Mysticial

July 3, 2017

if you see a review use over 1.3v for full threading benching and stress testing on an AIO without delidding then the cpu is throttling for sure. delidded conductonaut on both die and on top of ihs with 360x360mm rad 9 fans will hit mid to high 80s with the same voltage.

Stress testing is tricky on x299 since there is clipping and throttling. You can easily see it by running XTU or R15. You can get 3600 Points at 4.9 and then 5ghz will pass with a score of 1800 without showing any cpu freq drop. Same with R15 4.9 2800ish then 5ghz 1300.

Is this throttling only in the clock speeds? As in you can see the throttle happen by watching CPUz and seeing the frequency drop.

I'm noticing on my Gigabyte AORUS 7 that there is a sort "phantom AVX512 throttle" that disables half the AVX512 while maintaining the same clock speed. So while CPUz shows a constant 4 GHz, the performance (and temperatures) drop when the "AVX512 throttle" kicks in. I can partially get around the throttling by lowering the clock to 3.8 GHz and increasing the TDP limit to 400W. But never was I able to avoid the throttling at or above 4.0 GHz.

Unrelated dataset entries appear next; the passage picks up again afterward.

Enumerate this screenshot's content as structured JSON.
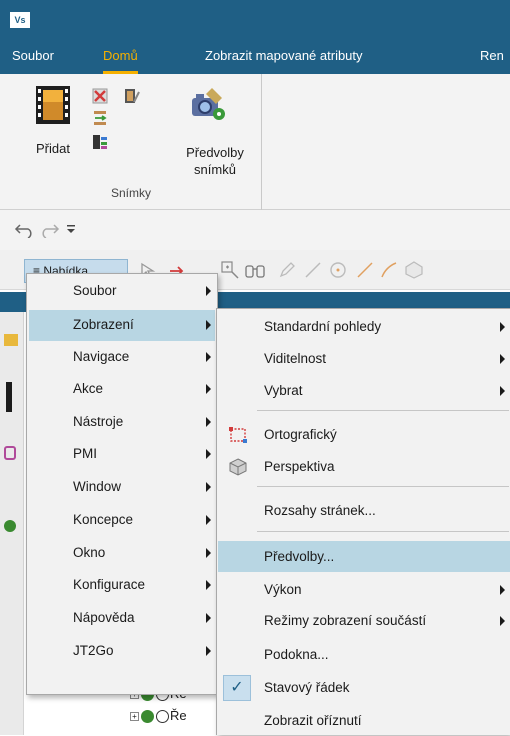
{
  "app": {
    "icon_text": "Vs"
  },
  "ribbon_tabs": [
    "Soubor",
    "Domů",
    "Zobrazit mapované atributy",
    "Ren"
  ],
  "ribbon": {
    "add_label": "Přidat",
    "prefs_label_line1": "Předvolby",
    "prefs_label_line2": "snímků",
    "group_label": "Snímky"
  },
  "quick_access": {
    "undo_icon": "undo-icon",
    "redo_icon": "redo-icon",
    "customize_icon": "customize-qat-icon"
  },
  "toolbar": {
    "menu_button_label": "≡ Nabídka"
  },
  "main_menu": {
    "items": [
      {
        "label": "Soubor",
        "has_submenu": true
      },
      {
        "label": "Zobrazení",
        "has_submenu": true,
        "highlighted": true
      },
      {
        "label": "Navigace",
        "has_submenu": true
      },
      {
        "label": "Akce",
        "has_submenu": true
      },
      {
        "label": "Nástroje",
        "has_submenu": true
      },
      {
        "label": "PMI",
        "has_submenu": true
      },
      {
        "label": "Window",
        "has_submenu": true
      },
      {
        "label": "Koncepce",
        "has_submenu": true
      },
      {
        "label": "Okno",
        "has_submenu": true
      },
      {
        "label": "Konfigurace",
        "has_submenu": true
      },
      {
        "label": "Nápověda",
        "has_submenu": true
      },
      {
        "label": "JT2Go",
        "has_submenu": true
      }
    ]
  },
  "view_submenu": {
    "items": [
      {
        "label": "Standardní pohledy",
        "has_submenu": true
      },
      {
        "label": "Viditelnost",
        "has_submenu": true
      },
      {
        "label": "Vybrat",
        "has_submenu": true
      },
      {
        "label": "Ortografický",
        "icon": "orthographic-icon"
      },
      {
        "label": "Perspektiva",
        "icon": "perspective-icon"
      },
      {
        "label": "Rozsahy stránek..."
      },
      {
        "label": "Předvolby...",
        "highlighted": true
      },
      {
        "label": "Výkon",
        "has_submenu": true
      },
      {
        "label": "Režimy zobrazení součástí",
        "has_submenu": true
      },
      {
        "label": "Podokna..."
      },
      {
        "label": "Stavový řádek",
        "checked": true
      },
      {
        "label": "Zobrazit oříznutí"
      }
    ]
  },
  "tree_fragments": [
    "Ře",
    "Ře"
  ],
  "colors": {
    "title_bar": "#1f5f85",
    "active_tab": "#f5b000",
    "highlight": "#b8d6e3"
  }
}
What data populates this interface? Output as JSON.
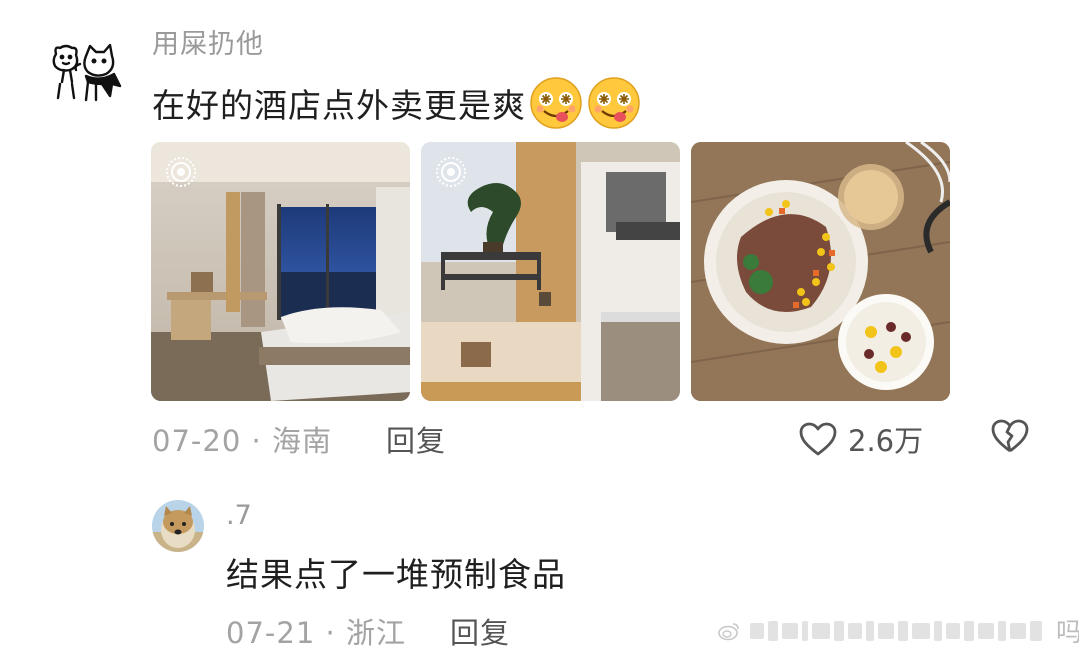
{
  "comment": {
    "username": "用屎扔他",
    "text": "在好的酒店点外卖更是爽",
    "emoji_count": 2,
    "date": "07-20",
    "location": "海南",
    "reply_label": "回复",
    "like_count": "2.6万",
    "images": [
      "hotel-room-photo",
      "hotel-bonsai-kitchen-photo",
      "takeout-food-photo"
    ]
  },
  "reply": {
    "username": ".7",
    "text": "结果点了一堆预制食品",
    "date": "07-21",
    "location": "浙江",
    "reply_label": "回复"
  },
  "watermark": {
    "text": "吗"
  },
  "colors": {
    "meta_gray": "#a3a3a3",
    "text_dark": "#1f1f1f",
    "icon_gray": "#555555"
  }
}
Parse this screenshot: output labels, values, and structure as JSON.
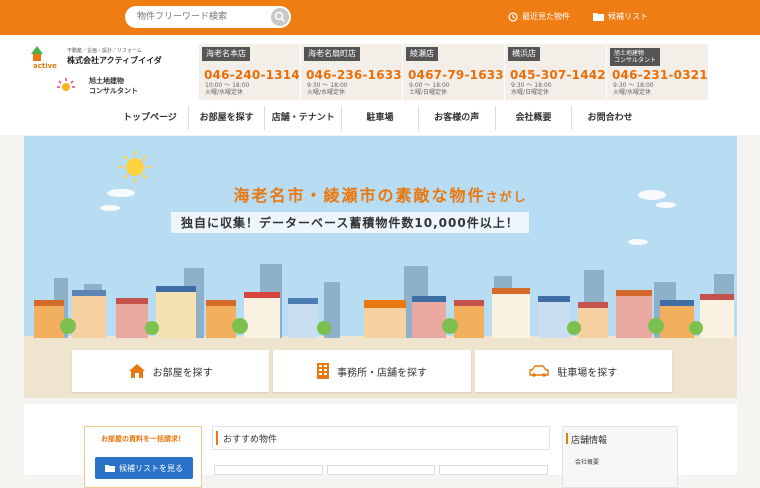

I've spoken to Silicon Lottery about this and he says all the Gigabyte boards for X299 have tons of background throttling that make it hard to use and I'm not sure if he's referring to the "AVX512 throttle" or clock speed throttling in general.

July 2, 2017

If anyone's wondering about AVX512. It's coming... No ETA yet since I've hit a number of unexpected snags.

If you're wondering why the chip is underclocked. There's a reason for that. And it's a long story.

Don't worry, it's much harder to fry your chip with AVX512 than I'm making it sound - unless you disable thermal protection...

July 1, 2017

I'm doing some AVX512 testing right now and it seems that Intel found a very sneaky but ingenious way to do wattage throttling.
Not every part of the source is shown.